The book details the comedy duo's meteoric rise and fall at CBS, their show's influence on music, culture and politics, and the lasting legacy they created through the many careers they kickstarted.
While Bianculli's not ready to quit any of his day jobs, the 2009 Smothers Brothers book is under option for a film adaptation by George Clooney's production company. While few optioned works actually make it to screen, the fact that Clooney's company filmed Good Night, and Good Luck, the story of radio-to-TV pioneer Edward R. Murrow, has Bianculli feeling optimistic.
"It's an honor that (Clooney) read it and saw enough in it," to consider making a movie, says Bianculli.
Taking TV seriously
Bianculli began at the NPR show by happenstance, just as the show was transitioning from a local show to national.
The national launch coincided with a strike at the Philadelphia Inquirer, where he was then working. Bianculli got invited to contribute TV pieces as something of a fill-in for the void left by the strike-bound Inquirer. He's never left Fresh Air and his role has expanded, with him guest-hosting regularly.

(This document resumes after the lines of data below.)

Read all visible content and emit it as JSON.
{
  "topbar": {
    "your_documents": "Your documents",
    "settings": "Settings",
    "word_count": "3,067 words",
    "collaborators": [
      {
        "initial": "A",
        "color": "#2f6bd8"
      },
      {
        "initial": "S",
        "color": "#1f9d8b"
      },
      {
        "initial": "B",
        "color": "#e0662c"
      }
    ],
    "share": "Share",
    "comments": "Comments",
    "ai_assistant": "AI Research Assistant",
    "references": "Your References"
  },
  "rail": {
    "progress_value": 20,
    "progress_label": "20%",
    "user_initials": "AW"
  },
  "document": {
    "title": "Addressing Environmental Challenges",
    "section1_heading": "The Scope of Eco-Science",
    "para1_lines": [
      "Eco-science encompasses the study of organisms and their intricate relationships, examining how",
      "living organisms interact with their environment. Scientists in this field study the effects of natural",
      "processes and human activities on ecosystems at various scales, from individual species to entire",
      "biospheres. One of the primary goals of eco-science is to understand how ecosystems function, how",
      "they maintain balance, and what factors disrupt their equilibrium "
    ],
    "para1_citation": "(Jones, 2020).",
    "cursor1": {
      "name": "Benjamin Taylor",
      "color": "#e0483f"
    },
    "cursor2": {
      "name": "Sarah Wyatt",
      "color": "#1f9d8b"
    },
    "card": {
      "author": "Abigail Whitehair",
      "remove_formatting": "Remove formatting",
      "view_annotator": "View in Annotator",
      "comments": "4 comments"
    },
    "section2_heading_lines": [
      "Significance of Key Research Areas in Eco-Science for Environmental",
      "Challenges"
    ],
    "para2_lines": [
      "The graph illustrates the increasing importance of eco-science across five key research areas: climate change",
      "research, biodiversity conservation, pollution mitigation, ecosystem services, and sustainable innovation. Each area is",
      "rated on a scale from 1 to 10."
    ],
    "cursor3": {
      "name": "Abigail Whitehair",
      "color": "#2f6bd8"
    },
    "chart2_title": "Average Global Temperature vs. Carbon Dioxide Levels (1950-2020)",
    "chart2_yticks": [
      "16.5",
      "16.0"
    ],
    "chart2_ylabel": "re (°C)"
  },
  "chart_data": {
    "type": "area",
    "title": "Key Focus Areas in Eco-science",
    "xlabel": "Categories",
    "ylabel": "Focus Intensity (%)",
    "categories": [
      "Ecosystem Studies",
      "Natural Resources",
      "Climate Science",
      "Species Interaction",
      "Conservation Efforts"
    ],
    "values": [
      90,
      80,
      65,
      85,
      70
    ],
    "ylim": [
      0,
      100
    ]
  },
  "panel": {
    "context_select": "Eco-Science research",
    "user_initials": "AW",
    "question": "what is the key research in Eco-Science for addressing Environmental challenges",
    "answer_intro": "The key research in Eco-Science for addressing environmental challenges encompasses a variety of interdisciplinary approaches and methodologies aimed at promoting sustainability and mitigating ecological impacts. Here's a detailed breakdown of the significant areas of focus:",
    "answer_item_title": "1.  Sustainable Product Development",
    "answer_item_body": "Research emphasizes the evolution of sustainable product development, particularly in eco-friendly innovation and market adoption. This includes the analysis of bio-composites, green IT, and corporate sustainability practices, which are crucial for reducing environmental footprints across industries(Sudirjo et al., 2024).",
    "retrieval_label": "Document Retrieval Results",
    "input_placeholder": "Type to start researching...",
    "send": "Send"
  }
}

"We've always thought of TV as something integral for Fresh Air,'' says Miller, the show's producer. "We wanted to cover television as seriously as we do books and movies.
"He has a really good eye for trends and what will be important," says Miller, mentioning that reality TV and the rise of cable were two of the trends Bianculli wrote about early. "And he has abundant enthusiasm for that handful of shows that are truly great."
With that kind of review, perhaps Bianculli's plan to declutter his house, sell it, and move nearer to WHYY will happen after all.